November 11 marks an important day each year as the nation recognizes Veterans Day, a time to pay our respects and honor those who have served in the Armed Forces.

The Sarah Caswell Angell Chapter of the National Society Daughters of the American Revolution understand this quite well and recently honored a local veteran for his service in World War II. The chapter presented a certificate of recognition to Vernon Jensen on October 12, 2022.

“Now a resident of Ann Arbor, the story of his three month journey to safety in 1944 has come to the attention of the National Society Daughters of the American Revolution,” the Sarah Caswell Angell Chapter said. “His harrowing account of survival is remarkable, and worthy of recognition.”

According to the Daughters of the American Revolution, “Sgt. Vernon Jensen was the Radio Operator on a B-17 E bomber nicknamed “Sad Sack”. On March 18, 1944, it was heavily attacked by German machine gunfire, air to air rockets, and 20 mm cannons. The plane crashed in enemy territory in the area of Cerknica, Serbia. Nine of the ten crewmen were able to parachute from the burning plane. The bombardier and navigator were captured and taken prisoner. It took Jensen three months to walk 600 miles to safety. He and six others were eventually rescued thanks to the heroic efforts of partisans, villagers, doctors, and American and British forces. Vernon is the last living member of the flight crew.”

Jensen was born in Muskegon, on March 8, 1923. He enlisted as a 19-year-old.

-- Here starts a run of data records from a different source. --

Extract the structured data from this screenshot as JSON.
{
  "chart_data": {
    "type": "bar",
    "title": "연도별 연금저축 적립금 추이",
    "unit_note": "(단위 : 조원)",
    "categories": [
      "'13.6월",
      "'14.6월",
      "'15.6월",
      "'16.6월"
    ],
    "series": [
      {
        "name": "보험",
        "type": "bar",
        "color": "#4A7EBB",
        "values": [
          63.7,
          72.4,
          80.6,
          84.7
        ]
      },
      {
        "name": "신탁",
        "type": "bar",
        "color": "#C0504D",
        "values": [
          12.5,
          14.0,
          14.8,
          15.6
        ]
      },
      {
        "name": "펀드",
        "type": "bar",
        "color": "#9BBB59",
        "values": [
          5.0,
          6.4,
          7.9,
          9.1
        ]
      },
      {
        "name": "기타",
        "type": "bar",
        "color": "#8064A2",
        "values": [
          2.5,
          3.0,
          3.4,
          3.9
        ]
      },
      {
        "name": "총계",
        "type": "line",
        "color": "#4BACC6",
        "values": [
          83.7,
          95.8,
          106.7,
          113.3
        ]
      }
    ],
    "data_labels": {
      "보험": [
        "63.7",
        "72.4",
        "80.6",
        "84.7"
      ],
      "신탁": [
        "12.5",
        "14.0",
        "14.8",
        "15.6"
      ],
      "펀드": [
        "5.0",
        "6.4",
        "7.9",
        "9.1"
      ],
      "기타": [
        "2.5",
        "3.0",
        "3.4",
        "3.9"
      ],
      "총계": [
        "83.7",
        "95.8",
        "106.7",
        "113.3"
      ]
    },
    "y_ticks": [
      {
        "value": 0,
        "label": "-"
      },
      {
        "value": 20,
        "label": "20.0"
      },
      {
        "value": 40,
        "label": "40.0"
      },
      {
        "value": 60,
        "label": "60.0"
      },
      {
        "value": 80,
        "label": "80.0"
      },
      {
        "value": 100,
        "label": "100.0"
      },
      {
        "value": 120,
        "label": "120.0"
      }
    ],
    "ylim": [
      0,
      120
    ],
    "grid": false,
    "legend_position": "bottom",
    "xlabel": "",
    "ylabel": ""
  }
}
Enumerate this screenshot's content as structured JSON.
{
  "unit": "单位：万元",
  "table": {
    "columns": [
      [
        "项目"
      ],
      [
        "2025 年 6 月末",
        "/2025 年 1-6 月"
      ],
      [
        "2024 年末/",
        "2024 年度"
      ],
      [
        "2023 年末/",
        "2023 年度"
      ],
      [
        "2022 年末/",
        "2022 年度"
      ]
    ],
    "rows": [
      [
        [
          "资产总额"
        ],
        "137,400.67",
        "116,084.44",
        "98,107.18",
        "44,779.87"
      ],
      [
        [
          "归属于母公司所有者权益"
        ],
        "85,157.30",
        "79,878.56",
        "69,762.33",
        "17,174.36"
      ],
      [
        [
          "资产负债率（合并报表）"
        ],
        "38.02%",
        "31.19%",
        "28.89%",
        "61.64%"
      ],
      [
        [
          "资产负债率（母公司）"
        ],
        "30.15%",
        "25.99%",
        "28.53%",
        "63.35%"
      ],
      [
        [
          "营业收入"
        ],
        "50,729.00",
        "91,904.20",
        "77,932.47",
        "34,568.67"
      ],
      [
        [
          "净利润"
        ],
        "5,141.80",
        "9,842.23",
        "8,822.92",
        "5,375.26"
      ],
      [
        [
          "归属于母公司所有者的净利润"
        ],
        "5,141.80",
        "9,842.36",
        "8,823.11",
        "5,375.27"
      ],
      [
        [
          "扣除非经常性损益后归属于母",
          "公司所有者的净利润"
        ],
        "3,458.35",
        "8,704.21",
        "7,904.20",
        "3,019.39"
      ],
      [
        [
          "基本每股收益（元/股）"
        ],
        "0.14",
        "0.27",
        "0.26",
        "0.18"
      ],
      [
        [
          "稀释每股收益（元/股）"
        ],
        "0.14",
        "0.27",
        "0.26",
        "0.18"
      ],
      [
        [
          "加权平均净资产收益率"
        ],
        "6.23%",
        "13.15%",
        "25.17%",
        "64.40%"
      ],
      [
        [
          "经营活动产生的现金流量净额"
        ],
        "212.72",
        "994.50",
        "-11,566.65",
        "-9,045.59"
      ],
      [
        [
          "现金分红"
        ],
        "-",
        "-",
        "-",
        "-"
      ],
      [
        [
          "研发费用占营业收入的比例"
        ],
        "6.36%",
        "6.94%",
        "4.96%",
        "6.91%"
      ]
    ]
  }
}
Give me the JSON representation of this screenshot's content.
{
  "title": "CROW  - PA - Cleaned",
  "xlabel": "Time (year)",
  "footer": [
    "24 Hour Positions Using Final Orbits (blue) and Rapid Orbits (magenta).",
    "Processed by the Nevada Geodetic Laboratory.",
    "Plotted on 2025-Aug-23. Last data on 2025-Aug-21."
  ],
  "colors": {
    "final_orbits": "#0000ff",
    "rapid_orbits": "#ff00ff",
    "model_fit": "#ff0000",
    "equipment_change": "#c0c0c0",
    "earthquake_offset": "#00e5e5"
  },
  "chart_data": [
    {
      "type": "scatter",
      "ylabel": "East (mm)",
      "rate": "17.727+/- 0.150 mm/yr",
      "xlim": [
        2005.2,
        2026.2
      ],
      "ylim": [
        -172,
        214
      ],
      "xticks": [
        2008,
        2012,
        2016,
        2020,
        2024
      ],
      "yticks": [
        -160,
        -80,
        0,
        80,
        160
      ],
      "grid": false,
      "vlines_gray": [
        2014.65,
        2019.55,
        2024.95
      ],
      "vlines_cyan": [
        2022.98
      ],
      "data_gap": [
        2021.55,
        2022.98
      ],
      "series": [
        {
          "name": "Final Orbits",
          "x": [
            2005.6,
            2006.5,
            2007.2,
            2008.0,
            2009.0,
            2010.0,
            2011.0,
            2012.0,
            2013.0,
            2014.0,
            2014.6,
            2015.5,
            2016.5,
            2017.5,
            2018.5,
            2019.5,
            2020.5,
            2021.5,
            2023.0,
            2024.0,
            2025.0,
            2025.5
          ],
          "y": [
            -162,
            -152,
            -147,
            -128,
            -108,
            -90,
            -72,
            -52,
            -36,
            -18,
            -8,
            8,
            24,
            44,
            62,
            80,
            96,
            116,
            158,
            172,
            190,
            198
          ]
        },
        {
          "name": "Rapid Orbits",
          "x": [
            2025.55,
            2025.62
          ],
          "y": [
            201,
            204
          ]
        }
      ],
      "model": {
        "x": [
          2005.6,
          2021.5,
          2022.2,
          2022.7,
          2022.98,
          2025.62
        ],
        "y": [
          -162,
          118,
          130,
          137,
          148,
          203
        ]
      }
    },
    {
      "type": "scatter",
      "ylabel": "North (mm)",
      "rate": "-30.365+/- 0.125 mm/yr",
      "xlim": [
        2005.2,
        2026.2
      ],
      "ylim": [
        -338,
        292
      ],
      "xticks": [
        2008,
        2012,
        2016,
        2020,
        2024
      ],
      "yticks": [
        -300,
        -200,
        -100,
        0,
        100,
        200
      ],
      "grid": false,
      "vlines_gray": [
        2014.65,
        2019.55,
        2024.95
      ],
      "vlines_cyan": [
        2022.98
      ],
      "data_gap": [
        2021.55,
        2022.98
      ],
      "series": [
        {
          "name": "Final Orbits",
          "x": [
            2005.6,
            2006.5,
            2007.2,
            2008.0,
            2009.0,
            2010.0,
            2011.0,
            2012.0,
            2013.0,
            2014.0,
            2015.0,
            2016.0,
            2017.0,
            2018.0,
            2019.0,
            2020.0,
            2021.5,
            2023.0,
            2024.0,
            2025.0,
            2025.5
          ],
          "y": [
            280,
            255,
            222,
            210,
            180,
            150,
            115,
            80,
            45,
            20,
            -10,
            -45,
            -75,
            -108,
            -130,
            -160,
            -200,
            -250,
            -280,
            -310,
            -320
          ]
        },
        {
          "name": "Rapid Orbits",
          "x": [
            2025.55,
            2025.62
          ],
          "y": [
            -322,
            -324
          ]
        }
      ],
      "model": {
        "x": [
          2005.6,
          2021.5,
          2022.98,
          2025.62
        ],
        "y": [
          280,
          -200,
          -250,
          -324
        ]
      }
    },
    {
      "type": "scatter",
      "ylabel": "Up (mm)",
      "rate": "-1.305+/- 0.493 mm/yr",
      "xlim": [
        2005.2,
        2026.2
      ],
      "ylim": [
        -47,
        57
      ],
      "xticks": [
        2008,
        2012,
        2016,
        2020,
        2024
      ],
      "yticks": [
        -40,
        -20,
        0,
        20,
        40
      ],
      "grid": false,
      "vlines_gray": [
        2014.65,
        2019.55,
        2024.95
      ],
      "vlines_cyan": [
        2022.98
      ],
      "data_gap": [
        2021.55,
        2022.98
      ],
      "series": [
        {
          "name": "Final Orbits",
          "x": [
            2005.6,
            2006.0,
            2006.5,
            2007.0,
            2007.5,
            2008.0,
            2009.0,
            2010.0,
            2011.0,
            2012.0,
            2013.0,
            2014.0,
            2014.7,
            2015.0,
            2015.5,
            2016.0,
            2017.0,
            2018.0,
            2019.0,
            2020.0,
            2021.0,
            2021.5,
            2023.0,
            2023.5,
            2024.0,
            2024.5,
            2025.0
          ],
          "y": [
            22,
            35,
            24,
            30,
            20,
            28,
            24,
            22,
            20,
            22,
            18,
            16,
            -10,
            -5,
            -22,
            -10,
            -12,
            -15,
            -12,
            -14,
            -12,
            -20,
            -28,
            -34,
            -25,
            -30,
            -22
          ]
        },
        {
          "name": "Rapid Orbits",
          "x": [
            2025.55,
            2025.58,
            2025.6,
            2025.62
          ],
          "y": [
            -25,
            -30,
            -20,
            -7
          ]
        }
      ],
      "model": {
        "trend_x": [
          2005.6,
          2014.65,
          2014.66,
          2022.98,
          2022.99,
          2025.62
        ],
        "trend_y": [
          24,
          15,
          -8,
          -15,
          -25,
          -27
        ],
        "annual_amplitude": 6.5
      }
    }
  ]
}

The National Society Daughters of the American Revolution (DAR) is a women’s service organization whose members can trace their lineage to an individual who contributed to securing American independence during the Revolutionary War. Today’s DAR is dynamic and diverse, with over 185,000 members in 3,000 chapters in the United States and abroad. DAR members annually provide millions of hours of volunteer service to their local communities across the country and world. DAR chapters participate in projects to promote historic preservation, education, and patriotism. Over one million members have joined the
organization since its founding in 1890.

The Sun Times News connected with Jensen to ask him about this honor and recognition given to him by the Sarah Caswell Angell Chapter of the National Society Daughters of the American Revolution.

“I thought it was very nice,” he said. “It was kind of them to do that.”